Mr. Sang, executive manager of the Jamaica Grande resort at Ocho Rios on the island's north coast, says one visitor sent him a poem saying she and her girlfriends were ''coming to get their groove back.'' A new lexicon has grown around the movie. ''I've heard tourists say things like, 'There's a Stella thing going on here,''' Sang says.

But, Wayne Cummings, president of the Negril Chamber of Commerce and first vice president of the Jamaica Hotel and Tourist Association (JHTA), told the Sunday Herald on June 12, 2006, that sex tourism is not condoned by the organisations that he represents.

He pointed out that although many visitors to exotic locations such as Jamaica often arrive with hope of finding an "escort", the country has made efforts to move away from this image. "It still happens, but we categorise it as tourist harassment. We invite tourists here for sun, sea, sand and Jamaican hospitality, which does not necessarily include sexual favours," said Cummings.
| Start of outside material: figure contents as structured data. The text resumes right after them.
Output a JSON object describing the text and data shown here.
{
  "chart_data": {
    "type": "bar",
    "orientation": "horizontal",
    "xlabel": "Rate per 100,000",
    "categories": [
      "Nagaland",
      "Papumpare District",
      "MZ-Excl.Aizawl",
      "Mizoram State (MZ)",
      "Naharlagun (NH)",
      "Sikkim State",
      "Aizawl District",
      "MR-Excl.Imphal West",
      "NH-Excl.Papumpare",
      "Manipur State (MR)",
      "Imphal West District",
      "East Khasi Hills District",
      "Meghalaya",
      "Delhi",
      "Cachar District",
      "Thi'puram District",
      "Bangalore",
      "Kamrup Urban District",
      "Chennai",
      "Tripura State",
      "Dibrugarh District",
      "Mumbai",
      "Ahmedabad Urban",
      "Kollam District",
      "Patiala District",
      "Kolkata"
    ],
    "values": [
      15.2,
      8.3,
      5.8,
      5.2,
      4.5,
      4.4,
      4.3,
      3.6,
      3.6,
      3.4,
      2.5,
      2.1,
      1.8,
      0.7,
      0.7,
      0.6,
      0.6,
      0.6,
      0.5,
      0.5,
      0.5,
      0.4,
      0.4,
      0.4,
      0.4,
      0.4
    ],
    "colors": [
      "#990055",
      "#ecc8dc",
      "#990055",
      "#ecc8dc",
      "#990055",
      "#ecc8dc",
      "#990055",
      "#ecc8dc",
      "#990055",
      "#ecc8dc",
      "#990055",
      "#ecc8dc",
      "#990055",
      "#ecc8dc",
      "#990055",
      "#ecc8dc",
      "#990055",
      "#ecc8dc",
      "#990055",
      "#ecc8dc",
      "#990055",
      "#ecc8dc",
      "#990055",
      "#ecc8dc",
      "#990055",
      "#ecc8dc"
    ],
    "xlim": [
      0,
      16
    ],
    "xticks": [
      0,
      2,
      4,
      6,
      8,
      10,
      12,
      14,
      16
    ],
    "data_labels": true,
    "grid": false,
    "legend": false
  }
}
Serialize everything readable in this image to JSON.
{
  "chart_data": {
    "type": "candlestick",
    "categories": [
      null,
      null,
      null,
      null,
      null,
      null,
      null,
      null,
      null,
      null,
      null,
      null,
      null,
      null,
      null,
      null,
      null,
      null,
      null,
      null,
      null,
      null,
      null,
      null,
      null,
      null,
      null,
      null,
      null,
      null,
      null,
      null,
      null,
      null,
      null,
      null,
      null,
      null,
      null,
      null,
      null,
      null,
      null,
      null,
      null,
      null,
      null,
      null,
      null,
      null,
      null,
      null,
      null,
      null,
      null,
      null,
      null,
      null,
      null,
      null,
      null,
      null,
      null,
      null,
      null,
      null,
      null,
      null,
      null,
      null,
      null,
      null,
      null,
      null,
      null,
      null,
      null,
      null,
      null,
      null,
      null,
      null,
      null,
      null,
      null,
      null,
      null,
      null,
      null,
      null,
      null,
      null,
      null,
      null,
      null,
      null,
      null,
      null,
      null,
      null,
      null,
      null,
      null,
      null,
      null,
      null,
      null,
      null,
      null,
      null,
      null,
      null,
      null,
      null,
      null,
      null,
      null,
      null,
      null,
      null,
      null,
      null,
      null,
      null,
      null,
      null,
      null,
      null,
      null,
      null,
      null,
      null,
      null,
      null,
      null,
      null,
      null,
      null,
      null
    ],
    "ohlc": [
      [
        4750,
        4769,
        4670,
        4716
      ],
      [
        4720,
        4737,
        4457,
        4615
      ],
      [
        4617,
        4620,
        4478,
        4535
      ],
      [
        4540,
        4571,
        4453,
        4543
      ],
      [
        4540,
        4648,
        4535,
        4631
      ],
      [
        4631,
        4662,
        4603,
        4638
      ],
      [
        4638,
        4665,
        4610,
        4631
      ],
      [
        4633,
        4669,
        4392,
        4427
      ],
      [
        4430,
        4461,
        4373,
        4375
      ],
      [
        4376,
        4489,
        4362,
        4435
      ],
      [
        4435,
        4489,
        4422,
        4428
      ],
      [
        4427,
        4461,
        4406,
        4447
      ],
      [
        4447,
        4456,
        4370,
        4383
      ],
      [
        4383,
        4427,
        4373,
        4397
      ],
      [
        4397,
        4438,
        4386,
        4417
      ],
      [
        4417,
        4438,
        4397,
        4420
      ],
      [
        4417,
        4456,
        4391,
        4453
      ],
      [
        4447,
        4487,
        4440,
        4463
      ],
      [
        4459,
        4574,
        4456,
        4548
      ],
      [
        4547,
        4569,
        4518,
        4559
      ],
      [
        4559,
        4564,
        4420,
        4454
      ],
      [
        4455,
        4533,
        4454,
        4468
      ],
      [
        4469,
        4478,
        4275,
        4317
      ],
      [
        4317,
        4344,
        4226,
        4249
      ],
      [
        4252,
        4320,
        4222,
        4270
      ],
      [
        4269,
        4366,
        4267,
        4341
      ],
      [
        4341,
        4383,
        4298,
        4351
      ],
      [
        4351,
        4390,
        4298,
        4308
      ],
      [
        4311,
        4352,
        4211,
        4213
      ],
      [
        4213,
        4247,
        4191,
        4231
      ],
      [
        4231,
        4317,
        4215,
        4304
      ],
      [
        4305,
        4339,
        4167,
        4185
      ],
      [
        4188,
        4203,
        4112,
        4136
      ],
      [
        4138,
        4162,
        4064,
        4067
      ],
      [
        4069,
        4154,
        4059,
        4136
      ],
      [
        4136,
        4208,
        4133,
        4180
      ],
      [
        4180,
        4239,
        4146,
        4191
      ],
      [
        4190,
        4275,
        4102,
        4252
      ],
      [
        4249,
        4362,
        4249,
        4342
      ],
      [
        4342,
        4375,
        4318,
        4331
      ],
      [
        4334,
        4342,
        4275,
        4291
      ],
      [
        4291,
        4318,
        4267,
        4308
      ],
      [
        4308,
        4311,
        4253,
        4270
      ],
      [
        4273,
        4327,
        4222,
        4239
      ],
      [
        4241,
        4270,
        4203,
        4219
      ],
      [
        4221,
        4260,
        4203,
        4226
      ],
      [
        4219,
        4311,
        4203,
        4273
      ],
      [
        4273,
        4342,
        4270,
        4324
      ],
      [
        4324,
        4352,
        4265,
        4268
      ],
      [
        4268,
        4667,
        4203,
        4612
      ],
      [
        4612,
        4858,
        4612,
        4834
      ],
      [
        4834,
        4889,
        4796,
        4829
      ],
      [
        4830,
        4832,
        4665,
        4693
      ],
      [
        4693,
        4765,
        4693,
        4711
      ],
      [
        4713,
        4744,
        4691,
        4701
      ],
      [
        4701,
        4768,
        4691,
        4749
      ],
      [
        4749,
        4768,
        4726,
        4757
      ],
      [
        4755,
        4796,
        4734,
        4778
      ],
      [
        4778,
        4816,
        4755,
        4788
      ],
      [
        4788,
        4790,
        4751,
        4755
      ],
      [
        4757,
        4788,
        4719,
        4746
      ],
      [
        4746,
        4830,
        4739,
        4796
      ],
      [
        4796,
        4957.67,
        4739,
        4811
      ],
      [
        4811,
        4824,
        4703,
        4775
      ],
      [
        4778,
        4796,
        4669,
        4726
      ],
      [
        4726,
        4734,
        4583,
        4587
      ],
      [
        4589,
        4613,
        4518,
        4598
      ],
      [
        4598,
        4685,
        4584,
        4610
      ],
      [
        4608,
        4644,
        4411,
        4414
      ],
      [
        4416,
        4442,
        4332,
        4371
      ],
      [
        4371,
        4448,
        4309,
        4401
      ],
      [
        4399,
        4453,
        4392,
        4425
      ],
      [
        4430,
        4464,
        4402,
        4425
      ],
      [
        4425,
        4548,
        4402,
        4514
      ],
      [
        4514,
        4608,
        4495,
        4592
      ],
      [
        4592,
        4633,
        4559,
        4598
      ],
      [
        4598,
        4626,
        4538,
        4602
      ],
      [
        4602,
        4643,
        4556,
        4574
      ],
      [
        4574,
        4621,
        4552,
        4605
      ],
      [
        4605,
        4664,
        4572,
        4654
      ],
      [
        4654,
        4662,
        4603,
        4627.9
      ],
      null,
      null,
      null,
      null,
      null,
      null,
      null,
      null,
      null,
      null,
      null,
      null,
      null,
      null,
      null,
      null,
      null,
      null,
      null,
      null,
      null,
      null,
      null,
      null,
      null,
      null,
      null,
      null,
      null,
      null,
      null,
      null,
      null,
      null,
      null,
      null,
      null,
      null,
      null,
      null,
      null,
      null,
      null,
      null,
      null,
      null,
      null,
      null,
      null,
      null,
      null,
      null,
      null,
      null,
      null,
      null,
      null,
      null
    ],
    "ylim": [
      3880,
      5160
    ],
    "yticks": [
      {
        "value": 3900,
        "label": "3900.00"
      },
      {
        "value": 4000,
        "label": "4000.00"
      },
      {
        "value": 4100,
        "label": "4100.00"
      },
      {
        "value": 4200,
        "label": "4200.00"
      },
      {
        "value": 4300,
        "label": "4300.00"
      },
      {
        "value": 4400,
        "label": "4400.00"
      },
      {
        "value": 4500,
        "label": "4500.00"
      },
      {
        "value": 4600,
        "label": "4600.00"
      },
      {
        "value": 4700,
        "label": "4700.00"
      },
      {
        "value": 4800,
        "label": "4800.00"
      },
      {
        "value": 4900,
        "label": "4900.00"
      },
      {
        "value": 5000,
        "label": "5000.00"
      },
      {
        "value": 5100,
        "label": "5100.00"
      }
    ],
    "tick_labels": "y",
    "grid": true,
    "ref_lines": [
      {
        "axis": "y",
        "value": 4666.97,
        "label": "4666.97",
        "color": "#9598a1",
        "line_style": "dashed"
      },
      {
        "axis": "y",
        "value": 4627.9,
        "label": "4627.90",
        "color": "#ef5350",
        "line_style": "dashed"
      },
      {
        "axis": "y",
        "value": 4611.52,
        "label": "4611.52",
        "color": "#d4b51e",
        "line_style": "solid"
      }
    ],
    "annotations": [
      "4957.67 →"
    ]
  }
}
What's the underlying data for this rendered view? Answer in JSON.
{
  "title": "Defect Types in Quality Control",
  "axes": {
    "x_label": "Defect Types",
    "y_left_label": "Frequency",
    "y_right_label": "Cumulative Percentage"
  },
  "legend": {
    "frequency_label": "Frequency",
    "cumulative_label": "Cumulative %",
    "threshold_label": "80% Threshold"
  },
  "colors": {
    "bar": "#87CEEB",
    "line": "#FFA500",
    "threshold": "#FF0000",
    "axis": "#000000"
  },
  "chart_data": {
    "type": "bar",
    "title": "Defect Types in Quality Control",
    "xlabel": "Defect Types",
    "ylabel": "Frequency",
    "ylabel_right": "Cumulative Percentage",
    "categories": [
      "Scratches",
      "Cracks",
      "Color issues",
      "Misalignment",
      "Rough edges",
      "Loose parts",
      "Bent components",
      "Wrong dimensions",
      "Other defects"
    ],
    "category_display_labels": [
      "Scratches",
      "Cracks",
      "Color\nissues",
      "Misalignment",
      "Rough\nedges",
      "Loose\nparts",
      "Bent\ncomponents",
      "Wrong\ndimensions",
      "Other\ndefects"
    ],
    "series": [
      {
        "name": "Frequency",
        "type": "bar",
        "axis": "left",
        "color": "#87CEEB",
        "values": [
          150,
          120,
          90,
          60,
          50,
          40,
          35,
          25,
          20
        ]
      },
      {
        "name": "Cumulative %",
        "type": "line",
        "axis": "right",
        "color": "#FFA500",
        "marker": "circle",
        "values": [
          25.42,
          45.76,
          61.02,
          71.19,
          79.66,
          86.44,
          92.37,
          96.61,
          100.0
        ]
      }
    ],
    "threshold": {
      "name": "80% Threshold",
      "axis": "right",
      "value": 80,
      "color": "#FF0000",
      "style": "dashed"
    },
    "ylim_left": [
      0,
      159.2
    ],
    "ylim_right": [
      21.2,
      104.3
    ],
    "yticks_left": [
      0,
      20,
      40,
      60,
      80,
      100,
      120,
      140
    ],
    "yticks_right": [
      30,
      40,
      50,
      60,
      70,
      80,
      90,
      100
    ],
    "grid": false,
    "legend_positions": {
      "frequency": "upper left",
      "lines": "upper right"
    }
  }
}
Mr. Cummings further added that sex tourism brought with it many negative implications such as the spread of infectious diseases and a tarnished national image. "Those persons in the sex tourism industry are better served by getting training and incorporate themselves into legitimate tourism jobs," he said. Cummings indicated that tourism interests in the resort towns have better working relationships with the police, and this has prevented the problem from being an overt one. He also indicated that tourism interests have also begun to address the problem through education. Cummings also spoke to the issue of staff training at the Sandals hotel chain to ensure that internal and external interaction does not become or appear untoward.

Perhaps most telling is the desperate summation of a suffering black woman seen begging for an end to the Jamaican people's neverending cycle of poverty. She wants, "the white world to come give us our deliverance, because it was them who take us out of our land and carry us here." Viewed in this light, Rent a Rasta is a clarion call which establishes that sex tourism is not merely the harmless indulgence of horny white women gone wild, but a burgeoning trend which continues to wreak havoc on a Caribbean culture and family structure already in crisis.